Source: NACLA
It was a moment that promised to define a new era in U.S.-Latin American relations: Obama greeted Hugo Chávez at the Summit of the Americas with a smile and a handshake, and Chávez responded with a gift and a heavily accented “I wanna be your friend.” The Cold War-style chasm between Washington and the leftist leaders of the Andes that had widened during the Bush administration finally seemed to be narrowing a bit.
But a nearly completed agreement between Colombian President Alvaro Uribe and the Obama administration to grant the U.S. military access to Colombian bases is rapidly undermining whatever diplomatic progress was made in that fleeting moment.
The Uribe administration announced on July 12 that it had nearly reached an agreement on the terms of a decade-long lease to allow U.S. military personnel to use Colombian military bases to conduct anti-drug trafficking and anti-terrorism operations. No draft of the agreement has yet been made public. The increased access would serve to replace the U.S. lease at Manta, Ecuador, the only U.S. base of operations in South America until the lease was allowed by the Correa administration to expire this month.
President Uribe defended the agreement as a necessary step in his administration’s fight against drug traffickers and Marxist guerrillas at a public event in Santa Marta last week. “This agreement guarantees continuity in the era of an improved Plan Colombia,” he said, referring to the pact that has funneled $6 billion in U.S. aid to the Colombian government and military.

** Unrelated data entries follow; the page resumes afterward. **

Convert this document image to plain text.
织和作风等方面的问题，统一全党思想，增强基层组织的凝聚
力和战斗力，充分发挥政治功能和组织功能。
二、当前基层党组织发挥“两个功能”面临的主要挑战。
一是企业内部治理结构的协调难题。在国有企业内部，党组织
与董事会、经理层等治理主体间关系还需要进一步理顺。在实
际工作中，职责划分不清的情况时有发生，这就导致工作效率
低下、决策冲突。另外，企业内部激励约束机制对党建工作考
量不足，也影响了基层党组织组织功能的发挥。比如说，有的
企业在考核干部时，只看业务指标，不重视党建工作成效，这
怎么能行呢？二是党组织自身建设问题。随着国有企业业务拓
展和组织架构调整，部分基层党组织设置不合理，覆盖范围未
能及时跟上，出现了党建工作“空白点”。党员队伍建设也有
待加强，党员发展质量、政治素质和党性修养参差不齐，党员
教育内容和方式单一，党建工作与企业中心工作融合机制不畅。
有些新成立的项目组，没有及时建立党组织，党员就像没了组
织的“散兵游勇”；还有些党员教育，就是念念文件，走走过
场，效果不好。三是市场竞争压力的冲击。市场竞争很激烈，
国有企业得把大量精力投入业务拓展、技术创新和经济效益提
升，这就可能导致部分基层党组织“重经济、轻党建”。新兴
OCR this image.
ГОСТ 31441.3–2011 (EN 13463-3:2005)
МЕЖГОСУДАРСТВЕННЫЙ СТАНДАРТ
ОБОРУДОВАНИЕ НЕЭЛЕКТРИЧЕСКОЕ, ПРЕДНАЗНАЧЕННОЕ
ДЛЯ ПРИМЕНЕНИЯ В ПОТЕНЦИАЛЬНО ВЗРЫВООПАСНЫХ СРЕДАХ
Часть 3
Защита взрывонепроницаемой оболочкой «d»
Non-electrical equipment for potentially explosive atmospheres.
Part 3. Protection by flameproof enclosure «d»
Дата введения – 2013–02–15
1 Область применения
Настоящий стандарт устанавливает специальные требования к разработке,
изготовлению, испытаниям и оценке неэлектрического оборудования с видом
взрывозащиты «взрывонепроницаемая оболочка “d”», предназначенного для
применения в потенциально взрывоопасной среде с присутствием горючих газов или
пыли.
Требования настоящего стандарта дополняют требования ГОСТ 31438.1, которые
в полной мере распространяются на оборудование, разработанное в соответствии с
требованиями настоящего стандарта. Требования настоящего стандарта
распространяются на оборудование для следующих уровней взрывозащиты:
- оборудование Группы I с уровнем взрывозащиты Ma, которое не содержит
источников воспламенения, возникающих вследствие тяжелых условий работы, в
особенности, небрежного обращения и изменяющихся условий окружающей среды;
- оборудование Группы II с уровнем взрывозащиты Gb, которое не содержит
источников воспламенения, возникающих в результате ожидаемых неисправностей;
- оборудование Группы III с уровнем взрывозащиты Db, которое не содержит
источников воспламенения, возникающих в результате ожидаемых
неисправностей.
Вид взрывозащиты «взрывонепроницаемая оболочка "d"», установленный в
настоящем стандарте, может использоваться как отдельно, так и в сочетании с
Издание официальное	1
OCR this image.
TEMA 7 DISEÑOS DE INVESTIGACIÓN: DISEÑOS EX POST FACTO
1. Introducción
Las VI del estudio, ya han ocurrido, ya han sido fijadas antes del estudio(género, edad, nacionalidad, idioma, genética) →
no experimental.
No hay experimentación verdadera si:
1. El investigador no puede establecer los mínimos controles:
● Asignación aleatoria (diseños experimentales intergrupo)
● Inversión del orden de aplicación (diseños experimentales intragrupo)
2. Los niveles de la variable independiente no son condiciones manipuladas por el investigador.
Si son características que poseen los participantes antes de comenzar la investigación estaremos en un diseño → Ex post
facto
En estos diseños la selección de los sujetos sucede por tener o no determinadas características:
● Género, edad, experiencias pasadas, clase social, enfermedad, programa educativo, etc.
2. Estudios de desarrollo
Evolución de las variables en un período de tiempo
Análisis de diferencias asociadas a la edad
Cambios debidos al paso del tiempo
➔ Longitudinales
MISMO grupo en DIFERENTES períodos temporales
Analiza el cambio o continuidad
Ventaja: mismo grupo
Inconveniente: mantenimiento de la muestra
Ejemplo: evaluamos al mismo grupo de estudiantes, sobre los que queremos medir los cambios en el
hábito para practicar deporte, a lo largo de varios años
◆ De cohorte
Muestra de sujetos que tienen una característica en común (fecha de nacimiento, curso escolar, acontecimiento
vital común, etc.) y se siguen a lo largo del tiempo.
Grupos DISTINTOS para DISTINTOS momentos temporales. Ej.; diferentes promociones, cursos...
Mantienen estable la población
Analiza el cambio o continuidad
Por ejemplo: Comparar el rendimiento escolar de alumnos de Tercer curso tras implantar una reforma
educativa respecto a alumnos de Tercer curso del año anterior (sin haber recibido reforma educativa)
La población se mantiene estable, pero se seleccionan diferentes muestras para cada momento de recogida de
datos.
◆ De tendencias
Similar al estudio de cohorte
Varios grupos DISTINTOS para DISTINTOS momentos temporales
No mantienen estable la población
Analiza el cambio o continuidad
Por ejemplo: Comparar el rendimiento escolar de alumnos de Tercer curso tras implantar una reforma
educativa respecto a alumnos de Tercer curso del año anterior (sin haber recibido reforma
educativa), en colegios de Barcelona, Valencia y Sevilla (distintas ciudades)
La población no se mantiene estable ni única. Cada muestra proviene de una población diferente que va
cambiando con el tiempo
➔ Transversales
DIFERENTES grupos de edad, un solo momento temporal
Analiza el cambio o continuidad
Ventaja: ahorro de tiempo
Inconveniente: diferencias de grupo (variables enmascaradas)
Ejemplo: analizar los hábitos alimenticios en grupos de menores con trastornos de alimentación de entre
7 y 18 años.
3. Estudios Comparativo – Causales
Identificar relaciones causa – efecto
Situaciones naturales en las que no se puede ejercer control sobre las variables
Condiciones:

The lease agreement has drawn criticism from Colombian congressmen across the political spectrum, who argue that the executive does not have the authority to allow foreign troops into the country. Liberal Senator Juan Manuel Galán claimed that the Uribe administration “bypassed the Senate.” Senator Jairo Clopatofsky, an uribista of the right-wing Partido de la U, echoed Galán’s criticisms.